“They came to beat us into a splendid Japanese future, to conquer us” according to an interview in a small Taiwanese mountain village towards the end of the Nihon Documentarist Union’s Asia is One (アジアはひとつ, Asia wa Hitotsu). Having documented Okinawa on the brink of its reversion to Japanese sovereignty, the collective return to examine more widely its legacies of oppression and exploitation under Japanese imperialism venturing first to its smaller islands and then all the way out to Taiwan from which many migrant workers had come to work in harsh conditions in Okinawan mines during the colonial era.

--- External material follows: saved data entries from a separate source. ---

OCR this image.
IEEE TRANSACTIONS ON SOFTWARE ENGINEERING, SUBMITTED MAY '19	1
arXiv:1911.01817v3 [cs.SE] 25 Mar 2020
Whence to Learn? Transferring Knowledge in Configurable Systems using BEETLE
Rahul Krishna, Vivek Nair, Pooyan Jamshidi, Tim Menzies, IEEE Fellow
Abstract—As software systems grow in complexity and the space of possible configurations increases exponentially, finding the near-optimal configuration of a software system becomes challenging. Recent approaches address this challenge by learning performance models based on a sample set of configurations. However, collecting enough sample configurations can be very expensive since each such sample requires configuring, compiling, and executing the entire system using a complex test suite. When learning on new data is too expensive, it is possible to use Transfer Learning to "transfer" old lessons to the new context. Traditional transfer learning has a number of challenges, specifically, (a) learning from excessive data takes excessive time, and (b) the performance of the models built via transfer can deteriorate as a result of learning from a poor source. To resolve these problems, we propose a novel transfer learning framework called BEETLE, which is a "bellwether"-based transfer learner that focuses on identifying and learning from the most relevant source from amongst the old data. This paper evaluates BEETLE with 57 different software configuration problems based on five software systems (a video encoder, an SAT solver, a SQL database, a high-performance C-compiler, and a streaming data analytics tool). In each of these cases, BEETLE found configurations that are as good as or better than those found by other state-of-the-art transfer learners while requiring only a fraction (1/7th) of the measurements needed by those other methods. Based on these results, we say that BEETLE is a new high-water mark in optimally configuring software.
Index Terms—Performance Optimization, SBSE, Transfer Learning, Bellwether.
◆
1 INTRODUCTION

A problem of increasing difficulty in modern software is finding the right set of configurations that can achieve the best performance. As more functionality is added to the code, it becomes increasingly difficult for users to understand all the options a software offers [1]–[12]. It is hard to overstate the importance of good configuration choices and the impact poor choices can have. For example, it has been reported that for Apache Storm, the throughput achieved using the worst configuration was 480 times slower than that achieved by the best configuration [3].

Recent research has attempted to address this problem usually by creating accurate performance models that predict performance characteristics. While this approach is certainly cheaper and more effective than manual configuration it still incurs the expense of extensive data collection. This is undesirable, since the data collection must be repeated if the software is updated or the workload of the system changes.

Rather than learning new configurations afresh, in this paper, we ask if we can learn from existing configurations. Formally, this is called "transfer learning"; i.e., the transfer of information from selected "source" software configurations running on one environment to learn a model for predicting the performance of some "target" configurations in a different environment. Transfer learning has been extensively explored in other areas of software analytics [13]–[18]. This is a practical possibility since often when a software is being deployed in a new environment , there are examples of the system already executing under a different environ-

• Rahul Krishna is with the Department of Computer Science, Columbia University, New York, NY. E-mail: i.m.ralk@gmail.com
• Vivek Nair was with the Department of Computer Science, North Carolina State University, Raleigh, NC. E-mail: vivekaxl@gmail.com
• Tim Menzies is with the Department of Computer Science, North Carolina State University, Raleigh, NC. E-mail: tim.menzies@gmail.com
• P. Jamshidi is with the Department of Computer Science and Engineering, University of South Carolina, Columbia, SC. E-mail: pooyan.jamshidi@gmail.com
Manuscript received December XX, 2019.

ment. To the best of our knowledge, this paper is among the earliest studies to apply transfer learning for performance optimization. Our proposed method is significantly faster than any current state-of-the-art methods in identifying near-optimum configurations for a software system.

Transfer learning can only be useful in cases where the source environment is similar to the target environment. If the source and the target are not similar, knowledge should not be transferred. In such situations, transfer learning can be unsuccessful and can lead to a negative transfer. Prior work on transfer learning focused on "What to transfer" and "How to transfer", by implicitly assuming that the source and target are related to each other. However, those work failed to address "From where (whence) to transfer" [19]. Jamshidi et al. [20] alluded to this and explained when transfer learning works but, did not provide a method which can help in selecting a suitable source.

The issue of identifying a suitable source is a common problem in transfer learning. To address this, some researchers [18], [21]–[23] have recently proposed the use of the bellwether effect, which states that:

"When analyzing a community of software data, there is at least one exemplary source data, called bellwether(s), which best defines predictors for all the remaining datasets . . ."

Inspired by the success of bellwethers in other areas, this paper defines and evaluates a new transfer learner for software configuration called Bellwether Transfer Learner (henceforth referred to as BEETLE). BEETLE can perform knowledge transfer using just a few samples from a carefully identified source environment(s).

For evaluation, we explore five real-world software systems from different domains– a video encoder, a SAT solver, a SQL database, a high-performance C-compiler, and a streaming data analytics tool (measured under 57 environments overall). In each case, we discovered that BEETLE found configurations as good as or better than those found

One man describes himself as having been tricked in coming to the Marusan mine in 1933 in the mistaken belief he could work there for six months and then return home. “I thought it would be better to die than live there” he goes on, originally too afraid to attempt escape having seen others rounded up and punished but later managing to get away by blowing up a boat. A Japanese man who worked at the Noda mine in Iriomote, meanwhile, reveals that they were refused days off and sick workers were often cast out. Many simply died because they could not afford to pay for medical attention. Workers were paid in company script which could be spent only on the compound, the mine owners fearing workers would abscond if they were paid in cash. By his reckoning, however, the Taiwanese workers had it better because they were working on a contract basis and could get a better rate of pay. A third man, Masuda, meanwhile describes long days and early mornings, being unable to eat if they didn’t have money for the canteen, and the watchmen locking their bedroom doors at night to prevent them escaping. The conditions were so bad that one man took his own life by blowing himself up with dynamite tied around his waist.
Even so, the second man then living in a nursing home, does not blame the mine owner, Mr. Noda, describing him simply as a “capitalist” and remarking that he was often kind and generous giving workers money for medical treatment etc, blaming instead the foreman. “It’s the people working under the capitalists who are bad” he explains, bearing out the extent to which oppressed people will often oppress others like them in order to feel less oppressed but also letting the system off the hook in failing to acknowledge that if Mr Noda had really been good and kind he could have improved conditions in the mine while still remaining “a capitalist”. Hsieh King-Fu, known as Dr. Seh, whose father worked as a doctor at the mines recalls a mass outbreak of malaria among the Taiwanese migrant workers leading to a shortage of morphine. Having bought supplies from a local pharmacy himself a rumour later circulated he was injecting them deliberately to get them addicted so he could drag them away so endemic had the sense of betrayal and exploitation become.
Meanwhile since the reversion the islands have been fostering deeper connections with Taiwan which is after all geographically closer than the Japanese mainland. An older man explains that he’s instilling Taiwanese agricultural techniques in the local population and has successfully been cultivating pineapples on the island for the last 40 years. Fishermen too remark on how much easier it is to trade with Taiwan rather than the mainland because it’s simply closer meaning they can also trade live fish with a longer shelf life. Meanwhile an official details a potential agreement between the Ryukyu government and Taiwan to recruit workers developing new ties independently from those of mainland Japan.
Yet in travelling to Taiwan itself, the documentary collective encounter surprising reactions to the legacy of Japanese colonialism in a small village inhabited by the indigenous Atayal community who still play the Japanese national anthem every day at noon. Many of them can still speak fluent Japanese having been forced to learn it during the colonial era and have almost a fondness for Japanese rule. “We owe everything to Japan” one woman states, uncomfortably grateful for her “civilisation” and thankful that the Japanese educated them out of some of their more “barbaric” customs such as the admittedly oppressive practice of beheading. Like the Korean man who obtained three names during his travels through the Japanese empire, many of the villagers have names in their indigenous language, names in Mandarin, and names in Japanese. “I’m still terrified of imperialism and oppression” one man admits though adding “I guess imperialism is different now” in lamenting that the emperor has never visited him but observing that he looked “free” on his last tour to Taiwan before going on to talk about a seal he received from the emperor after executing prisoners, by beheading, as a conscript soldier during the war. Asia may indeed be one if ironically, united in the destructive legacy of Japanese imperialism, but perhaps also finding new ways to repair itself which take less account of concepts such as sovereignty, diplomatic recognition, or man-made borders.